Dalam periode kedua kepemimpinannya pada tahun 2025, Presiden Amerika Serikat Donald Trump memberlakukan kebijakan tarif proteksionis yang luar biasa drastis. Antara Januari hingga April 2025, tarif efektif rata-rata impor AS melonjak dari 2,5% menjadi sekitar 27%---angka tertinggi dalam lebih dari satu abad. Kebijakan ini menjadi bentuk kontemporer dari perang dagang, yang tidak hanya berdampak ke Tiongkok sebagai target utama, tetapi juga menyentuh ekonomi regional ASEAN yang selama ini terintegrasi dalam jaringan global perdagangan dan manufaktur.
Di sisi lain, negara-negara ASEAN, termasuk Indonesia, sedang menempuh jalan kedaulatan ekonomi digital melalui kebijakan sistem pembayaran nasional seperti GPN (Gerbang Pembayaran Nasional) dan QRIS (Quick Response Code Indonesian Standard). Melalui analisis kritis dengan pendekatan "David vs Goliat," tulisan ini membedah bagaimana ASEAN sebagai "David" mencoba melawan dominasi Amerika Serikat---"Goliat"---yang tak hanya berupaya mengontrol aliran barang, tetapi juga sistem keuangan digital global.
1. Trump Tariff dan Implikasinya bagi ASEAN
Kenaikan tarif AS hingga 27% menyebabkan tekanan besar terhadap rantai pasok global, terutama bagi negara-negara ASEAN yang selama ini menjadi pusat manufaktur outsourcing bagi perusahaan-perusahaan multinasional. Produk-produk seperti elektronik, tekstil, dan komponen otomotif dari Thailand, Vietnam, dan Malaysia menjadi kurang kompetitif di pasar Amerika. Ekspor turun, neraca dagang terguncang, dan nilai tukar ikut tertekan.

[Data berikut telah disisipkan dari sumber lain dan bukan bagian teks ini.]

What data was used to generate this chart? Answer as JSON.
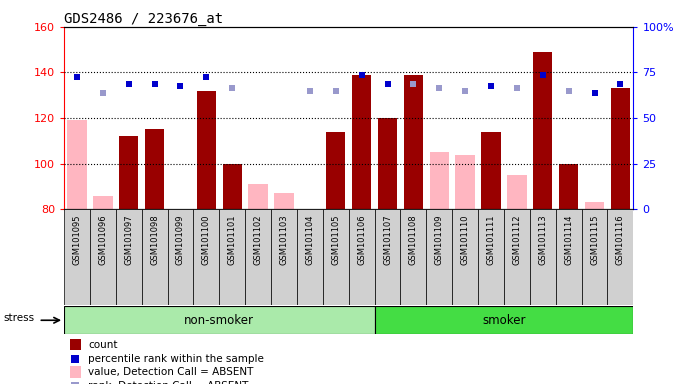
{
  "title": "GDS2486 / 223676_at",
  "samples": [
    "GSM101095",
    "GSM101096",
    "GSM101097",
    "GSM101098",
    "GSM101099",
    "GSM101100",
    "GSM101101",
    "GSM101102",
    "GSM101103",
    "GSM101104",
    "GSM101105",
    "GSM101106",
    "GSM101107",
    "GSM101108",
    "GSM101109",
    "GSM101110",
    "GSM101111",
    "GSM101112",
    "GSM101113",
    "GSM101114",
    "GSM101115",
    "GSM101116"
  ],
  "non_smoker_count": 12,
  "smoker_count": 10,
  "ylim_left": [
    80,
    160
  ],
  "ylim_right": [
    0,
    100
  ],
  "yticks_left": [
    80,
    100,
    120,
    140,
    160
  ],
  "yticks_right": [
    0,
    25,
    50,
    75,
    100
  ],
  "bar_color_present": "#990000",
  "bar_color_absent": "#FFB6C1",
  "dot_color_present": "#0000CC",
  "dot_color_absent": "#9999CC",
  "count_values": [
    null,
    null,
    112,
    115,
    null,
    132,
    100,
    null,
    null,
    null,
    114,
    139,
    120,
    139,
    null,
    null,
    114,
    null,
    149,
    100,
    null,
    133
  ],
  "value_absent": [
    119,
    86,
    null,
    null,
    null,
    null,
    null,
    91,
    87,
    null,
    null,
    null,
    null,
    null,
    105,
    104,
    null,
    95,
    null,
    null,
    83,
    null
  ],
  "rank_present": [
    138,
    null,
    135,
    135,
    134,
    138,
    null,
    null,
    null,
    null,
    null,
    139,
    135,
    null,
    null,
    null,
    134,
    null,
    139,
    null,
    131,
    135
  ],
  "rank_absent": [
    null,
    131,
    null,
    null,
    null,
    null,
    133,
    null,
    null,
    132,
    132,
    null,
    null,
    135,
    133,
    132,
    null,
    133,
    null,
    132,
    null,
    null
  ],
  "non_smoker_label": "non-smoker",
  "smoker_label": "smoker",
  "stress_label": "stress",
  "legend_labels": [
    "count",
    "percentile rank within the sample",
    "value, Detection Call = ABSENT",
    "rank, Detection Call = ABSENT"
  ],
  "tick_bg_color": "#C8C8C8",
  "ns_color": "#AAEAAA",
  "smoker_color": "#44DD44"
}
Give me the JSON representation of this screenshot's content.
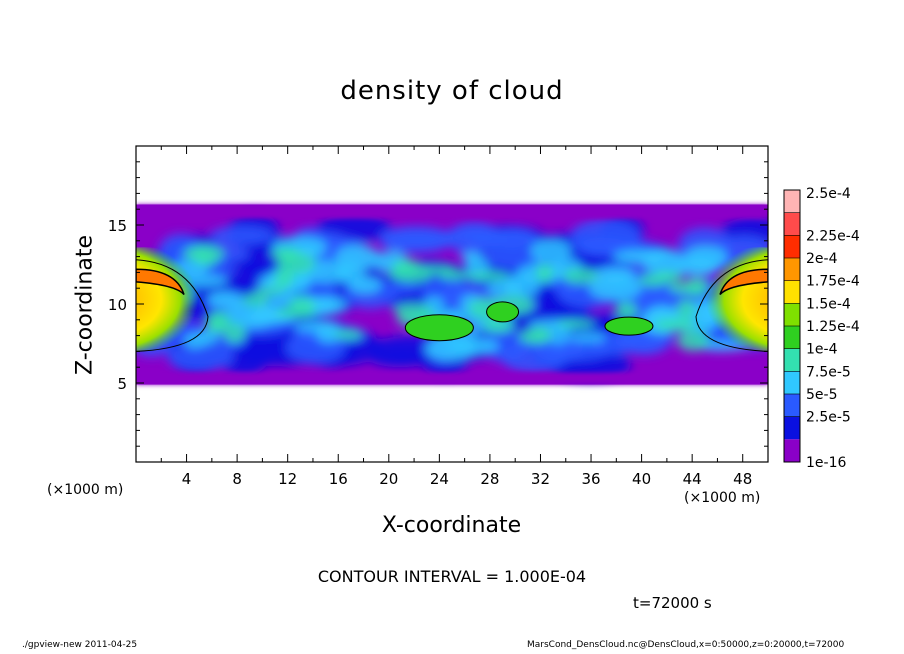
{
  "chart_data": {
    "type": "heatmap",
    "title": "density of cloud",
    "xlabel": "X-coordinate",
    "ylabel": "Z-coordinate",
    "x_unit": "(×1000 m)",
    "x_ticks": [
      4,
      8,
      12,
      16,
      20,
      24,
      28,
      32,
      36,
      40,
      44,
      48
    ],
    "y_ticks": [
      5,
      10,
      15
    ],
    "xlim": [
      0,
      50
    ],
    "ylim": [
      0,
      20
    ],
    "colorbar": {
      "labels": [
        "2.5e-4",
        "2.25e-4",
        "2e-4",
        "1.75e-4",
        "1.5e-4",
        "1.25e-4",
        "1e-4",
        "7.5e-5",
        "5e-5",
        "2.5e-5",
        "1e-16"
      ],
      "colors": [
        "#ffb4b4",
        "#ff4b4b",
        "#ff2d00",
        "#ff9600",
        "#ffe100",
        "#7fe000",
        "#2fd020",
        "#33e0b0",
        "#30c8ff",
        "#2a5aff",
        "#0a10e0",
        "#8a00c8"
      ]
    },
    "cloud_layer": {
      "z_bottom": 4.9,
      "z_top": 16.3
    },
    "contour_interval": "CONTOUR INTERVAL = 1.000E-04",
    "time": "t=72000 s"
  },
  "footer": {
    "left": "./gpview-new   2011-04-25",
    "right": "MarsCond_DensCloud.nc@DensCloud,x=0:50000,z=0:20000,t=72000"
  }
}
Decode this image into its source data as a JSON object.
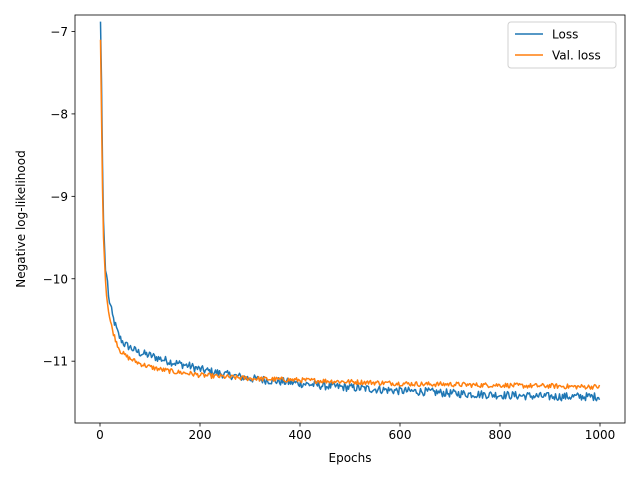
{
  "chart_data": {
    "type": "line",
    "xlabel": "Epochs",
    "ylabel": "Negative log-likelihood",
    "xlim": [
      -50,
      1050
    ],
    "ylim": [
      -11.75,
      -6.8
    ],
    "xticks": [
      0,
      200,
      400,
      600,
      800,
      1000
    ],
    "yticks": [
      -7,
      -8,
      -9,
      -10,
      -11
    ],
    "grid": false,
    "legend_position": "top-right",
    "series": [
      {
        "name": "Loss",
        "color": "#1f77b4",
        "points": [
          [
            1,
            -6.88
          ],
          [
            3,
            -7.6
          ],
          [
            5,
            -8.6
          ],
          [
            7,
            -9.3
          ],
          [
            10,
            -9.75
          ],
          [
            12,
            -10.05
          ],
          [
            14,
            -9.85
          ],
          [
            16,
            -10.2
          ],
          [
            20,
            -10.3
          ],
          [
            25,
            -10.45
          ],
          [
            30,
            -10.55
          ],
          [
            35,
            -10.65
          ],
          [
            40,
            -10.72
          ],
          [
            50,
            -10.8
          ],
          [
            60,
            -10.83
          ],
          [
            70,
            -10.87
          ],
          [
            80,
            -10.9
          ],
          [
            100,
            -10.93
          ],
          [
            120,
            -10.97
          ],
          [
            150,
            -11.02
          ],
          [
            180,
            -11.06
          ],
          [
            200,
            -11.1
          ],
          [
            250,
            -11.16
          ],
          [
            300,
            -11.21
          ],
          [
            350,
            -11.24
          ],
          [
            400,
            -11.27
          ],
          [
            450,
            -11.3
          ],
          [
            500,
            -11.32
          ],
          [
            550,
            -11.34
          ],
          [
            600,
            -11.36
          ],
          [
            650,
            -11.37
          ],
          [
            700,
            -11.39
          ],
          [
            750,
            -11.4
          ],
          [
            800,
            -11.41
          ],
          [
            850,
            -11.42
          ],
          [
            900,
            -11.43
          ],
          [
            950,
            -11.43
          ],
          [
            1000,
            -11.43
          ]
        ]
      },
      {
        "name": "Val. loss",
        "color": "#ff7f0e",
        "points": [
          [
            1,
            -7.1
          ],
          [
            3,
            -8.0
          ],
          [
            5,
            -8.9
          ],
          [
            7,
            -9.5
          ],
          [
            10,
            -9.9
          ],
          [
            12,
            -10.15
          ],
          [
            16,
            -10.35
          ],
          [
            20,
            -10.5
          ],
          [
            25,
            -10.62
          ],
          [
            30,
            -10.72
          ],
          [
            35,
            -10.8
          ],
          [
            40,
            -10.87
          ],
          [
            50,
            -10.93
          ],
          [
            60,
            -10.97
          ],
          [
            70,
            -11.0
          ],
          [
            80,
            -11.03
          ],
          [
            100,
            -11.07
          ],
          [
            120,
            -11.1
          ],
          [
            150,
            -11.13
          ],
          [
            180,
            -11.15
          ],
          [
            200,
            -11.17
          ],
          [
            250,
            -11.19
          ],
          [
            300,
            -11.21
          ],
          [
            350,
            -11.22
          ],
          [
            400,
            -11.23
          ],
          [
            450,
            -11.24
          ],
          [
            500,
            -11.25
          ],
          [
            550,
            -11.26
          ],
          [
            600,
            -11.27
          ],
          [
            650,
            -11.28
          ],
          [
            700,
            -11.28
          ],
          [
            750,
            -11.29
          ],
          [
            800,
            -11.29
          ],
          [
            850,
            -11.3
          ],
          [
            900,
            -11.3
          ],
          [
            950,
            -11.31
          ],
          [
            1000,
            -11.31
          ]
        ]
      }
    ]
  }
}
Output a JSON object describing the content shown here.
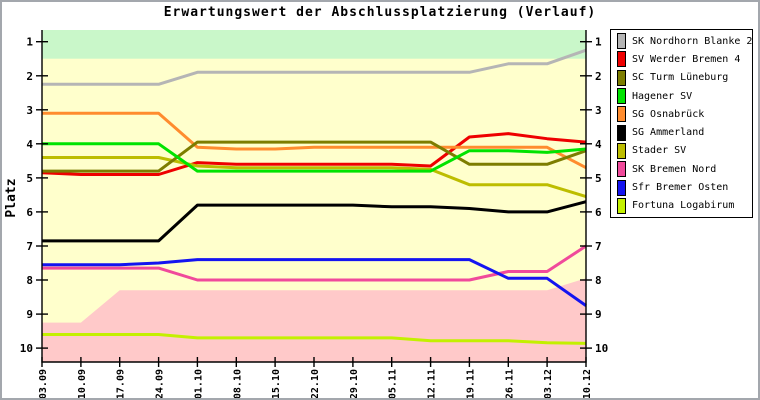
{
  "title": "Erwartungswert der Abschlussplatzierung (Verlauf)",
  "chart_data": {
    "type": "line",
    "title": "Erwartungswert der Abschlussplatzierung (Verlauf)",
    "ylabel": "Platz",
    "y_axis_reversed": true,
    "ylim": [
      0.65,
      10.4
    ],
    "y_ticks": [
      1,
      2,
      3,
      4,
      5,
      6,
      7,
      8,
      9,
      10
    ],
    "x_labels": [
      "03.09",
      "10.09",
      "17.09",
      "24.09",
      "01.10",
      "08.10",
      "15.10",
      "22.10",
      "29.10",
      "05.11",
      "12.11",
      "19.11",
      "26.11",
      "03.12",
      "10.12"
    ],
    "legend_position": "right-outside",
    "grid": false,
    "zones": {
      "plot_bg": "#ffffcc",
      "top": {
        "color": "#c9f7c9",
        "to": 1.5
      },
      "bottom": {
        "color": "#ffc9c9",
        "top_values": [
          9.25,
          9.25,
          8.3,
          8.3,
          8.3,
          8.3,
          8.3,
          8.3,
          8.3,
          8.3,
          8.3,
          8.3,
          8.3,
          8.3,
          7.95
        ]
      }
    },
    "draw_order": [
      0,
      1,
      6,
      4,
      2,
      7,
      5,
      3,
      8,
      9
    ],
    "series": [
      {
        "name": "SK Nordhorn Blanke 2",
        "color": "#b5b5b5",
        "values": [
          2.25,
          2.25,
          2.25,
          2.25,
          1.9,
          1.9,
          1.9,
          1.9,
          1.9,
          1.9,
          1.9,
          1.9,
          1.65,
          1.65,
          1.25
        ]
      },
      {
        "name": "SV Werder Bremen 4",
        "color": "#ee0000",
        "values": [
          4.85,
          4.9,
          4.9,
          4.9,
          4.55,
          4.6,
          4.6,
          4.6,
          4.6,
          4.6,
          4.65,
          3.8,
          3.7,
          3.85,
          3.95
        ]
      },
      {
        "name": "SC Turm Lüneburg",
        "color": "#7d7d00",
        "values": [
          4.8,
          4.8,
          4.8,
          4.8,
          3.95,
          3.95,
          3.95,
          3.95,
          3.95,
          3.95,
          3.95,
          4.6,
          4.6,
          4.6,
          4.2
        ]
      },
      {
        "name": "Hagener SV",
        "color": "#00e300",
        "values": [
          4.0,
          4.0,
          4.0,
          4.0,
          4.8,
          4.8,
          4.8,
          4.8,
          4.8,
          4.8,
          4.8,
          4.2,
          4.2,
          4.25,
          4.15
        ]
      },
      {
        "name": "SG Osnabrück",
        "color": "#ff8c2e",
        "values": [
          3.1,
          3.1,
          3.1,
          3.1,
          4.1,
          4.15,
          4.15,
          4.1,
          4.1,
          4.1,
          4.1,
          4.1,
          4.1,
          4.1,
          4.7
        ]
      },
      {
        "name": "SG Ammerland",
        "color": "#000000",
        "values": [
          6.85,
          6.85,
          6.85,
          6.85,
          5.8,
          5.8,
          5.8,
          5.8,
          5.8,
          5.85,
          5.85,
          5.9,
          6.0,
          6.0,
          5.7
        ]
      },
      {
        "name": "Stader SV",
        "color": "#bdbd00",
        "values": [
          4.4,
          4.4,
          4.4,
          4.4,
          4.65,
          4.7,
          4.7,
          4.7,
          4.7,
          4.7,
          4.75,
          5.2,
          5.2,
          5.2,
          5.55
        ]
      },
      {
        "name": "SK Bremen Nord",
        "color": "#f04a9b",
        "values": [
          7.65,
          7.65,
          7.65,
          7.65,
          8.0,
          8.0,
          8.0,
          8.0,
          8.0,
          8.0,
          8.0,
          8.0,
          7.75,
          7.75,
          7.0
        ]
      },
      {
        "name": "Sfr Bremer Osten",
        "color": "#1414f0",
        "values": [
          7.55,
          7.55,
          7.55,
          7.5,
          7.4,
          7.4,
          7.4,
          7.4,
          7.4,
          7.4,
          7.4,
          7.4,
          7.95,
          7.95,
          8.75
        ]
      },
      {
        "name": "Fortuna Logabirum",
        "color": "#c3f000",
        "values": [
          9.6,
          9.6,
          9.6,
          9.6,
          9.7,
          9.7,
          9.7,
          9.7,
          9.7,
          9.7,
          9.78,
          9.78,
          9.78,
          9.84,
          9.86
        ]
      }
    ]
  }
}
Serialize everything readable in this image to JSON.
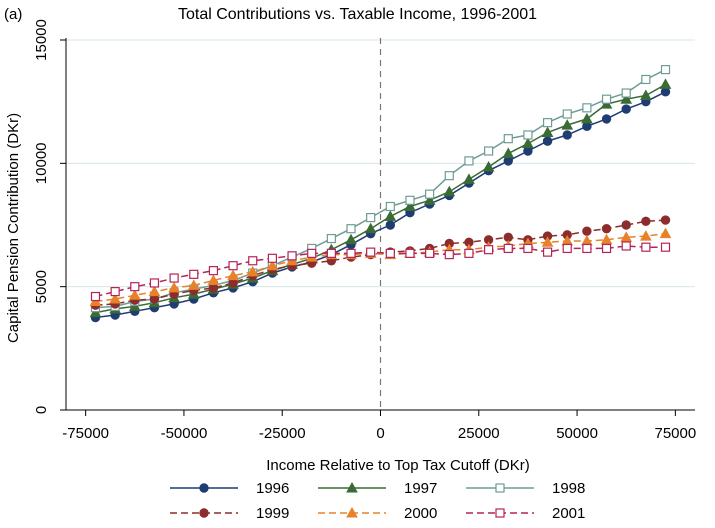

Namun, ini bukan cuma soal tarif. Ini soal siapa yang mengendalikan sistem.
Saat produk ASEAN dibatasi masuk, secara bersamaan Amerika mempertahankan dominasi dalam sistem pembayaran global. Visa dan Mastercard, dua raksasa keuangan asal AS, tetap menikmati aliran fee miliaran dolar dari transaksi lintas negara, termasuk dari kita. Ini seperti permainan dua sisi: satu tangan menutup pintu perdagangan, tangan lain tetap memegang kendali atas arus uang.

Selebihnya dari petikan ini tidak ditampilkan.